Greek Prime Minister George Papandreou, speaking Wednesday to powerful financiers and investors at the Economic Club in New York, presented the real picture of the state prevailing in Greece and the handling of its problems.
Papandreou stressed that the situation must be highlighted in its appropriate dimension and what precisely is taking place should be clarified, in contrast to disinformation that results frequently from certain economic analysts.
The prime minister said that six months ago all declared that they were certain that Greece would go bankrupt, adding that at present Greece is a different country, steadfastly adherred to longterm stability and growth, something that attracts the interest of investors and in this framework he invoked the recent response that the increase in the National Bank’s share capital found, as well as the decision by social security funds in Norway to invest in Greek bonds.
He stressed that the return of investors is due to the Greek government proving that it means what it says, it achieves the targets it sets, and exceeds expectations, and noted that in a few months time the most ambitious and extensive reforms programme in Greece’s modern history has been promoted.
The prime minister reassured that the deficit has already been reduced by 32 percent and “we shall achieve the target of 40 percent by the end of the year,” adding that state expenditures decreased by 8 percent and the first stage deficit by 60 percent.
He spoke of the utilisation of the comparative advantage of solar energy, shipping, tourism and biological cultivations.

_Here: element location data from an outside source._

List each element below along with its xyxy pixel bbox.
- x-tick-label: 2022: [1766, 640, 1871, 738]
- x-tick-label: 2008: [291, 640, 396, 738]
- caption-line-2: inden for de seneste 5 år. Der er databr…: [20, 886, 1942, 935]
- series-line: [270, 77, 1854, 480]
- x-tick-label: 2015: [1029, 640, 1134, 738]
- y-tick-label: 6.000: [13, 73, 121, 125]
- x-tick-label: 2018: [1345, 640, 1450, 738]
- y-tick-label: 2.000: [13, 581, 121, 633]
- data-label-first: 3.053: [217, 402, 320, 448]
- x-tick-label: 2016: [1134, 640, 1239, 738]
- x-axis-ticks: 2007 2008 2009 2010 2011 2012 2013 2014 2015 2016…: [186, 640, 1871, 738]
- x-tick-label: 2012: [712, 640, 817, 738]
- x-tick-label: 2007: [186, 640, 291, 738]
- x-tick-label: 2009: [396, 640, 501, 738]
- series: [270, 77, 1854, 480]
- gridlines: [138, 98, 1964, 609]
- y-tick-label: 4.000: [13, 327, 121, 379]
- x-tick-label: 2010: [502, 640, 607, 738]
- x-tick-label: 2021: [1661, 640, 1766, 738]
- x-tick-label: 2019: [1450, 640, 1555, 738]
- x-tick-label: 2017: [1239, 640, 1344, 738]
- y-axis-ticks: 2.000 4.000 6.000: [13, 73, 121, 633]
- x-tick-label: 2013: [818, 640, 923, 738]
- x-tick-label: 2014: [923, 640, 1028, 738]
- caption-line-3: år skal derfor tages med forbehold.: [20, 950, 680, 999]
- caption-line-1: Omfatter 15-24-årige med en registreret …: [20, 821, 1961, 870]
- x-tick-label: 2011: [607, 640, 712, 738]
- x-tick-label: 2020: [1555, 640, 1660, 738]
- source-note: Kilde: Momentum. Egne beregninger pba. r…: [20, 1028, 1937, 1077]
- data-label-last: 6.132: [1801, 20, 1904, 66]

“We did not fear the political cost and we turned the economic crisis into an opportunity,” he said, stressing that the latest opinion polls show increased support from public opinion compared to last April.
Papandreou further said he is determined to secure that the sacrifices of the Greek people will not be in vain and expressed certainty that the shortterm costs and the pain will be offset by longterm benefits.
He informed investors that the crisis was not the beginning of the end but a new beginning and reiterated that the public sector will utilise the real estate that it possesses which is worth 270 billion euros, an amount that corresponds to almost the entire public debt, as well as the deregulation of the energy market, while at the same time Greece offers prospects for aeolian energy that are unique in Europe. He also said that the sector of high technology also provides considerable opportunities.
Papandreou underlined Greece’s geographical position which is surrounded by developing markets, while stressing that the country’s importance has been recognised by China as well that has turned the port of Piraeus into a point of entry of its exports to Europe.
Lastly, the prime minister stressed that there shall be no bankruptcy and appeared convinced that soon Greece will return to high growth rates as was the case until 2008.